The Internal Revenue Service likely will apply its recent revenue ruling on whole-hospital joint ventures to other kinds of joint ventures between for-profits and not-for-profits.
"It could pertain to any type of joint venture, in particular ancillary ones," said T.J. Sullivan, a tax attorney with Gardner Carton & Douglas in Washington and a former IRS official. "That's what we've thought all along, and the (IRS) has confirmed that."
The revenue ruling requires the not-for-profit partner to control the board that oversees the joint operating company in order to maintain its tax-exempt status. And that board must control the key operations of the company (March 9, p. 3).
The IRS released the ruling, which carries the legal weight of federal regulation, March 4. It became effective March 23.
"The revenue ruling embodies what the (IRS) has used, is using and will use to look at joint ventures," said Marcus Owens, director of the IRS' exempt organizations division. "It's consistent with the position we've taken on the Redlands (Calif.) case that we're defending in court."
That case involves Redlands Surgical Services, a joint venture company set up to affiliate with a freestanding, for-profit ambulatory surgery center on behalf of tax-exempt healthcare organizations. The IRS denied Redlands' petition for tax-exempt status in 1995 and again in 1996. Redlands and the IRS are continuing their dispute in U.S. Tax Court.
Owens also said the IRS may use intermediate sanctions against joint ventures that do not pass its test, which would allow the IRS to assess punitive excise taxes instead of yanking not-for-profits' tax-exempt status. Regulations on intermediate sanctions are due this year, Owens said.
The ruling also permits not-for-profit corporations that once owned hospitals to remain labeled "public charities" if they structure their joint venture deals as the IRS prescribes.
That means the not-for-profit shell left behind after a whole-hospital joint venture won't be forced to change its mission or pay taxes.
The ruling allows the not-for-profit corporations to keep their public charity classification as hospitals, even though they've sold or "donated" their facilities to the operating company they co-own with a for-profit.
Otherwise, the not-for-profits would have to resort to one of two less attractive options: becoming a supporting organization or a private foundation.

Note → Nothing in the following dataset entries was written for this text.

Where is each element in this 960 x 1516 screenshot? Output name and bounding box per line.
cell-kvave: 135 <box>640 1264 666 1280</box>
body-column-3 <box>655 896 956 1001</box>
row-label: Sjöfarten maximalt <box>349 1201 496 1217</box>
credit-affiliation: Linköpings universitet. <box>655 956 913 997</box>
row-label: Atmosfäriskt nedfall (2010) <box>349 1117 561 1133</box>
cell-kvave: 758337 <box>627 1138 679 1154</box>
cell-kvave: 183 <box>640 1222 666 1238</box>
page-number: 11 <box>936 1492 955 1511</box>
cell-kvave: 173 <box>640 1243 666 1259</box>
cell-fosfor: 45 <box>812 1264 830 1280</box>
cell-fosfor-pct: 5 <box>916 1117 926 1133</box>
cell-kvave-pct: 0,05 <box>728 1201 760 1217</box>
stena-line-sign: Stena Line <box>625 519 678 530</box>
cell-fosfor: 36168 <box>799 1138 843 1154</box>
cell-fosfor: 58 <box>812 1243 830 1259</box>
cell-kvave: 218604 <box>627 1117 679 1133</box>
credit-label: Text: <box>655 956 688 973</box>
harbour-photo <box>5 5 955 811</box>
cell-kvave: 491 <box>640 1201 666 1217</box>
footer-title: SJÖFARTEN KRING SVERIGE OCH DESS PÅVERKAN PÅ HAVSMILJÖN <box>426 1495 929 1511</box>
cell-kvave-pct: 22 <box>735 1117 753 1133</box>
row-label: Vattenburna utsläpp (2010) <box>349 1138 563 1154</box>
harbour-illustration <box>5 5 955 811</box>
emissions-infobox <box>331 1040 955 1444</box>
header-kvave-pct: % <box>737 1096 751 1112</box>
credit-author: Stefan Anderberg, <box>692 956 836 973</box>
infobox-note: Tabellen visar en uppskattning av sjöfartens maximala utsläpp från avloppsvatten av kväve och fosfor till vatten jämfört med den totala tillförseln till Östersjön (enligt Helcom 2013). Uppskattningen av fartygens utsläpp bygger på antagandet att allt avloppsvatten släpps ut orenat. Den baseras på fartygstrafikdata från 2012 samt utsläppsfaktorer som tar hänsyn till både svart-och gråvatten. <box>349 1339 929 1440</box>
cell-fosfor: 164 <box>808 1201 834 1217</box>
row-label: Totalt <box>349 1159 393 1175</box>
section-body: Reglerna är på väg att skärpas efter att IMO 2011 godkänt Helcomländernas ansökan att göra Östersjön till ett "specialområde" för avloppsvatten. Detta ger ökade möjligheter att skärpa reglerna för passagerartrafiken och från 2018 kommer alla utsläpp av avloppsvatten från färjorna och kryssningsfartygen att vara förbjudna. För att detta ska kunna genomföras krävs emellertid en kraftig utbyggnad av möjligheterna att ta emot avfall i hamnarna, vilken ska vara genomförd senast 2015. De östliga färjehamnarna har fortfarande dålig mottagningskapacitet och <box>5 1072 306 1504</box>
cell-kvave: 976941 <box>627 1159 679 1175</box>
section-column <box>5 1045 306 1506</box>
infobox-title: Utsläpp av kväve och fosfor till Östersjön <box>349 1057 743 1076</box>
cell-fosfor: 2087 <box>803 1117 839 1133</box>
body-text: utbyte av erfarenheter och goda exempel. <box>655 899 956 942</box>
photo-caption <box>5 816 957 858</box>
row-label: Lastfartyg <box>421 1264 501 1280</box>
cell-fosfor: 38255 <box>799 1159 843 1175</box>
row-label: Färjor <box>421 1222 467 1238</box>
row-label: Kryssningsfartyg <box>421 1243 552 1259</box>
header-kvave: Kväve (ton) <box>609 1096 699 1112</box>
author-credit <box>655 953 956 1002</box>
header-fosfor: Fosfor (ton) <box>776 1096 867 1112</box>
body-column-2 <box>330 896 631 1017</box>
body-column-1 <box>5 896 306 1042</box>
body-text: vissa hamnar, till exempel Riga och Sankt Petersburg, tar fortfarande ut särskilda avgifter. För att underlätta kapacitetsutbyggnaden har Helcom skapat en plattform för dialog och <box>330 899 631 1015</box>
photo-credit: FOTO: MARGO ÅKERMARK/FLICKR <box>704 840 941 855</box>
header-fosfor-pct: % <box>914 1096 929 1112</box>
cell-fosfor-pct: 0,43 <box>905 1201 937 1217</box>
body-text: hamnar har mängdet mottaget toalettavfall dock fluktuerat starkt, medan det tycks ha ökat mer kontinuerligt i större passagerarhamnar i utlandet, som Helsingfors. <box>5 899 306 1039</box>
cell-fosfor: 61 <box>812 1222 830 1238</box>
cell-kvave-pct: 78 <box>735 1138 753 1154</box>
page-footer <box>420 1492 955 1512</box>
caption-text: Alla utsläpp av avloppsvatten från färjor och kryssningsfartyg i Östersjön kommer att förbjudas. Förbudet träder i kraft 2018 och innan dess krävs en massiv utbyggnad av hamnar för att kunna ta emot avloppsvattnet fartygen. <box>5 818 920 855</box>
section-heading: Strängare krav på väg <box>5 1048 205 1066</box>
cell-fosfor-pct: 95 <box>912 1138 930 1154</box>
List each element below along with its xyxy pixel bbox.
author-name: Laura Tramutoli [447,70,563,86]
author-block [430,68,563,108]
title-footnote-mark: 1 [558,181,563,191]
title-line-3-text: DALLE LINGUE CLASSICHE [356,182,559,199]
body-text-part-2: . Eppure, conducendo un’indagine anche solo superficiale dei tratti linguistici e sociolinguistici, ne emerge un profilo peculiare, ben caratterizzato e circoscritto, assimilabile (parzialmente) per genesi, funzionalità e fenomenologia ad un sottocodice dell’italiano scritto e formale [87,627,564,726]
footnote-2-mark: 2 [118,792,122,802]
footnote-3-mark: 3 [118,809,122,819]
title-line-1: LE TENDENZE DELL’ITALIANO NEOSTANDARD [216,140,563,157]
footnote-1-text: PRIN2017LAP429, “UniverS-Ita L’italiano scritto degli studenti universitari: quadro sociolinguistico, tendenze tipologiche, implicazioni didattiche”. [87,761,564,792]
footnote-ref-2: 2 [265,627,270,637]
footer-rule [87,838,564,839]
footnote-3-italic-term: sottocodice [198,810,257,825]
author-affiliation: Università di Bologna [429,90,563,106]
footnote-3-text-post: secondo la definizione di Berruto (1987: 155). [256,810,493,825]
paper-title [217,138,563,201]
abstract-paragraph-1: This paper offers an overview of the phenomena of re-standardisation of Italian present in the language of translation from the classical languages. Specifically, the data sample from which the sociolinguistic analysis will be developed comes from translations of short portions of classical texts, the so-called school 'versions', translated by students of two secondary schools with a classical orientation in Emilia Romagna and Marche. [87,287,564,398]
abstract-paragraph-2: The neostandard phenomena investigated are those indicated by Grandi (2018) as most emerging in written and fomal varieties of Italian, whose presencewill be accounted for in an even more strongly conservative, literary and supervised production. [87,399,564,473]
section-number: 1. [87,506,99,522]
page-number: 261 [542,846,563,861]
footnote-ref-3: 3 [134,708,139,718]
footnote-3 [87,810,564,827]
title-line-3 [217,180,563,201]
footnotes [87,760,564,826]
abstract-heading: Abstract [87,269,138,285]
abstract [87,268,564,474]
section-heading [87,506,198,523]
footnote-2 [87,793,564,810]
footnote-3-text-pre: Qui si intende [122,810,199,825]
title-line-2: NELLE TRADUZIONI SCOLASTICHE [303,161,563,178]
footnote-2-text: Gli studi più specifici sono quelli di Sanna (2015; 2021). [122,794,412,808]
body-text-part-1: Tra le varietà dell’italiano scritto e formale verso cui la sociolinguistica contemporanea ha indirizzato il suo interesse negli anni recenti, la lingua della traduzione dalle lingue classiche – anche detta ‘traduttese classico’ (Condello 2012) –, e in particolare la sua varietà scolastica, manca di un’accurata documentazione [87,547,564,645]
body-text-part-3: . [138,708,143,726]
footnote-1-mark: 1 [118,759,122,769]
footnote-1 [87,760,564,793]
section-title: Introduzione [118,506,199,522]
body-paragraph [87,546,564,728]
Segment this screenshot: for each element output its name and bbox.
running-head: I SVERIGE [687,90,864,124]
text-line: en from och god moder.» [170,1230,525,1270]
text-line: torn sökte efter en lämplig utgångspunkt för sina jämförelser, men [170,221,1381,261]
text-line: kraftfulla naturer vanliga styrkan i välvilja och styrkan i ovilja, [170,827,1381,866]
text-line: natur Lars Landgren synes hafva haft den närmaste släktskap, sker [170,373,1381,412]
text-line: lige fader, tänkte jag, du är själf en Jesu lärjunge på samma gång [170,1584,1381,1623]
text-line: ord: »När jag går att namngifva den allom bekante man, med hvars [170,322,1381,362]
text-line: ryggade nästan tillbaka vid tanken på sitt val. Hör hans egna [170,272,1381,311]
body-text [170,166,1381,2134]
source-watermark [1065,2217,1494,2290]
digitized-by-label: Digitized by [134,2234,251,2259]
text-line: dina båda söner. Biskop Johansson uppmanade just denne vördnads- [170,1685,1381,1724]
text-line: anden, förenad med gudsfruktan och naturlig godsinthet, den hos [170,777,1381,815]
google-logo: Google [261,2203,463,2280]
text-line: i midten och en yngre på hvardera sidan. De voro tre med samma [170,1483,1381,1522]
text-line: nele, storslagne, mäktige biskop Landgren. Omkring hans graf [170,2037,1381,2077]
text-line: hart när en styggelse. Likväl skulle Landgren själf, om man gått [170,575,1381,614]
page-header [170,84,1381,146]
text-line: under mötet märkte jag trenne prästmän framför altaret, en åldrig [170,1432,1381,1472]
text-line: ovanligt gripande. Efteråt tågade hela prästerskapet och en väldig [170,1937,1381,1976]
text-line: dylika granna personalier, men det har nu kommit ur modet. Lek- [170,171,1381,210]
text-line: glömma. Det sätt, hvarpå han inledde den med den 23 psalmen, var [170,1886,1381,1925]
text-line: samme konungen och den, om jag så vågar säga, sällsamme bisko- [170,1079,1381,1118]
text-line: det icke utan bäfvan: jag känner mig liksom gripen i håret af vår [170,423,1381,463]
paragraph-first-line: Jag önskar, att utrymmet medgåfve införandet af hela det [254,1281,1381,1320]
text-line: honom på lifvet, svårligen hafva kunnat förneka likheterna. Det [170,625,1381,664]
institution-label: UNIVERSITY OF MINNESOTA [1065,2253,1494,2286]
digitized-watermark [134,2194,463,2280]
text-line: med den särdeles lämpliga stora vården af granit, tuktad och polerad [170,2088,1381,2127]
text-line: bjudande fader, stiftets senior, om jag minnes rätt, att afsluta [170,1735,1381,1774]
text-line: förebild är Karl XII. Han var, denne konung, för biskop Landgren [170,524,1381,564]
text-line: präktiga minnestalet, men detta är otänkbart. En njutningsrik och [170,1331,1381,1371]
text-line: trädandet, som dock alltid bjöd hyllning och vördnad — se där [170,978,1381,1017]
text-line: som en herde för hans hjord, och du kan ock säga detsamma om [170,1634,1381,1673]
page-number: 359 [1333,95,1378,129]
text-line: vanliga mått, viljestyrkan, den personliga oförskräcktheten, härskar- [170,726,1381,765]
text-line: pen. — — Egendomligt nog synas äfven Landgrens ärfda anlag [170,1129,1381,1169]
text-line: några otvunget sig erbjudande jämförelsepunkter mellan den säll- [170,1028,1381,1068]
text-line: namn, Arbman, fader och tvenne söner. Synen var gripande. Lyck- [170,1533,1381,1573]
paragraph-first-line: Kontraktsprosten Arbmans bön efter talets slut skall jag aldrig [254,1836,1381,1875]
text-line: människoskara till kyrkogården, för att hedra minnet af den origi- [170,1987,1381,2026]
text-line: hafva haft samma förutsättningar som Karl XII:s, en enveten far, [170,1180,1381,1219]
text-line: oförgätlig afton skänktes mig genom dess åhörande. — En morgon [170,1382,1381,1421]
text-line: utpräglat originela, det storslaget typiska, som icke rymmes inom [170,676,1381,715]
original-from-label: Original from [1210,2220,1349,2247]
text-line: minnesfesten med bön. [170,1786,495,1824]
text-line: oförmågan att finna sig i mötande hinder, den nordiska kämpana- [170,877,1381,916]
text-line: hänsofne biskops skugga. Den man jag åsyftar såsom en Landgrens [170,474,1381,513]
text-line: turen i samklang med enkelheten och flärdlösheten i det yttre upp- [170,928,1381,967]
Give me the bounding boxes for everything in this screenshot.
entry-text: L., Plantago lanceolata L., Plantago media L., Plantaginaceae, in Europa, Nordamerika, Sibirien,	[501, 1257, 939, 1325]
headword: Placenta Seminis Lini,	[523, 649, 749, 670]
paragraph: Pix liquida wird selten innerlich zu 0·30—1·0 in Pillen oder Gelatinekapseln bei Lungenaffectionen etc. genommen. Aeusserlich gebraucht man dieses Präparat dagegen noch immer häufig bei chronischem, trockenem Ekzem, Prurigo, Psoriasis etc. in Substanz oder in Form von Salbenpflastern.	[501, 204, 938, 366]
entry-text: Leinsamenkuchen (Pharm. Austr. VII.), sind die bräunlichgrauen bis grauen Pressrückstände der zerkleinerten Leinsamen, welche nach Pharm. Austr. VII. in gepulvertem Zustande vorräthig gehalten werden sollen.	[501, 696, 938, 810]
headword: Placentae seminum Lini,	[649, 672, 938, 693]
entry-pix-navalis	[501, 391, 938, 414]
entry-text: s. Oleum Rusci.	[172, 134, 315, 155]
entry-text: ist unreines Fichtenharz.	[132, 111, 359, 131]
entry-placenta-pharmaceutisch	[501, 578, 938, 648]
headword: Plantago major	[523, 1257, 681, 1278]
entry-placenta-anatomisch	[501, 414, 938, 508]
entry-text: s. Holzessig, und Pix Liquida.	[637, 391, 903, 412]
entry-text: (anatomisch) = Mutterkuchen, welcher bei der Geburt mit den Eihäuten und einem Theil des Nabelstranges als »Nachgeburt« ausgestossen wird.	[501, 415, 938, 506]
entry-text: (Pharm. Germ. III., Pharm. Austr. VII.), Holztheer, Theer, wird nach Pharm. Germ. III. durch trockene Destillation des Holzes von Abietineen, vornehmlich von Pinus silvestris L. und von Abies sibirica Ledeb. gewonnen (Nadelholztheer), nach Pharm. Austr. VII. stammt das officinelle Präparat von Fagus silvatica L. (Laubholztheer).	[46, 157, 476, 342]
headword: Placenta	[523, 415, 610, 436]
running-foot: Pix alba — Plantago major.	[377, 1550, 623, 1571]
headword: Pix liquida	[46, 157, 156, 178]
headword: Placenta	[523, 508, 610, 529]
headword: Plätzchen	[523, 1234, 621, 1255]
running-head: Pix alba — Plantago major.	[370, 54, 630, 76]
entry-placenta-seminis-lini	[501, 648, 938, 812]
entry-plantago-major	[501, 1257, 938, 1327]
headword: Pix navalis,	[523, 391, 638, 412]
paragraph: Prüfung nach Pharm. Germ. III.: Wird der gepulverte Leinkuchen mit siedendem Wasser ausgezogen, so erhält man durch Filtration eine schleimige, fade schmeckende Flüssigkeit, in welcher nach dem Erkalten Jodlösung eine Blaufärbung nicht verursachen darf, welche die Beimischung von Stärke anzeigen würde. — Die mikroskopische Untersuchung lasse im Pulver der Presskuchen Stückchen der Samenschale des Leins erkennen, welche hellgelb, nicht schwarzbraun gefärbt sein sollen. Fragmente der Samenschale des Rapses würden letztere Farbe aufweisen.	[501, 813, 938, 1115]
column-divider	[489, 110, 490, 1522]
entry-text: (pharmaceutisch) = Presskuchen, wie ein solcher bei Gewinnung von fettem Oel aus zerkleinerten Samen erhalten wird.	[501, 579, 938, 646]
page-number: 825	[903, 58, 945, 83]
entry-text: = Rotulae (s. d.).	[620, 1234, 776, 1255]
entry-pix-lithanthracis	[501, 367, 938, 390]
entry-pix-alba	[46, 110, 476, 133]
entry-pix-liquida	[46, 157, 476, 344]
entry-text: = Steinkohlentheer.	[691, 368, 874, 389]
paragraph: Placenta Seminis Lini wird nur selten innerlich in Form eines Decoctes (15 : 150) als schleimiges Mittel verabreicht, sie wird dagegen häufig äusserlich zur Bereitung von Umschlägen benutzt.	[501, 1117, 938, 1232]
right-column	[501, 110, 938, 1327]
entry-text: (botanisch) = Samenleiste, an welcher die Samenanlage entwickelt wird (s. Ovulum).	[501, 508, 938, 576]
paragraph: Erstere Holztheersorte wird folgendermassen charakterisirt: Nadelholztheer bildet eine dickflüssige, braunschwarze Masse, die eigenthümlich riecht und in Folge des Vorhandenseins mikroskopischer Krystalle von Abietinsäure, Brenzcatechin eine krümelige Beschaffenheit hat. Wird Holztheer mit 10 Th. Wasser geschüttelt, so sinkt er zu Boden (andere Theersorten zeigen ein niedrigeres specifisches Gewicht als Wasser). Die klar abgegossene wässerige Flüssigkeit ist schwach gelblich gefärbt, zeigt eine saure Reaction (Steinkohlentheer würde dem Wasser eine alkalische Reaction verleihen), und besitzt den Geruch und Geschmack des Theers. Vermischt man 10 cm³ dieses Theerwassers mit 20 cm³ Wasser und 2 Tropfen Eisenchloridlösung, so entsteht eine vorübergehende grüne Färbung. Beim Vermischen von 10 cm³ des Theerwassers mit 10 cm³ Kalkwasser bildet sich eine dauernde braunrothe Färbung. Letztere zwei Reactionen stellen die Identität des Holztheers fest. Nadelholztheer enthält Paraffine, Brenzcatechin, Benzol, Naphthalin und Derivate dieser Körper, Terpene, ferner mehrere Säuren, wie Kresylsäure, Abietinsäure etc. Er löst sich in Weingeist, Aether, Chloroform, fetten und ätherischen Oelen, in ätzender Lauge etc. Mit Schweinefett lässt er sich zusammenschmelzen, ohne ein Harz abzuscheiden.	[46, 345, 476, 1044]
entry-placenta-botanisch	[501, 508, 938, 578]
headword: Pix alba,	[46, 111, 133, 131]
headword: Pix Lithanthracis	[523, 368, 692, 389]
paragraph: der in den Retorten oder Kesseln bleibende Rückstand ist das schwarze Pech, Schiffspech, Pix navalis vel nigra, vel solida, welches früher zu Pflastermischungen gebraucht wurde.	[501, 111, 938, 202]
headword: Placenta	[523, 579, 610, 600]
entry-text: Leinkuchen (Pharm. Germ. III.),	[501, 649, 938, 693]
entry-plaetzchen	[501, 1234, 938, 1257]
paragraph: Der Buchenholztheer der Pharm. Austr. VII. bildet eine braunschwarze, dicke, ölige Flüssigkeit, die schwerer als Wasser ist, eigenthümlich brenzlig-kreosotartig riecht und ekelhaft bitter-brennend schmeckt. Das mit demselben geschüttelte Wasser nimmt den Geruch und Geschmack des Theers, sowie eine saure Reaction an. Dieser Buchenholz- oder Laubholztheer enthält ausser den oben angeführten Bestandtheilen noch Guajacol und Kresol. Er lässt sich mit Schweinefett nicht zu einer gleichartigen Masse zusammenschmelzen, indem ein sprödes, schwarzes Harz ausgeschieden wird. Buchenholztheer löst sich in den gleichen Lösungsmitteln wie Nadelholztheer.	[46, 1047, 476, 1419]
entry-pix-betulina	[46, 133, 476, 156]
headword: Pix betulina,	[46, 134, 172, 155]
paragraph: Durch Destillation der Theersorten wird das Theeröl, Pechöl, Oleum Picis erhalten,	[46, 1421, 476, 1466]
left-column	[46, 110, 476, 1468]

"A lot of these (not-for-profits) converted to supporting organizations, so they have to establish a relationship with another public charity and relinquish some control to the charity they're supporting," said Phil Royalty, a tax partner with Ernst & Young in Washington.
"If the not-for-profits were forced to become supporting organizations, they might have to serve one segment of the population because of the restrictions," said Elizabeth Mills, a tax attorney with McDermott Will & Emery in Chicago.
But private foundations are subject to tight restrictions.
For starters, they can't own more than a 20% interest in a business enterprise. Their grants for the year must total at least 5% of their net investment assets. They also must pay a 2% tax on their net investment income.
"As a successor foundation, you don't provide charity care anymore. You provide grants. But you don't want to become a private foundation" because of the restrictions that come with that label, said Jim McGovern, a principal at KPMG Peat Marwick in Washington. "By allowing not-for-profits to remain public charities, the IRS is recognizing their obligation to control hospitals' affairs after the deal is done."
"This seems to say that you have to use (profits from the joint venture) to promote public health," said Thomas Hyatt, a tax attorney with Ober Kaler Grimes & Shriver in Washington.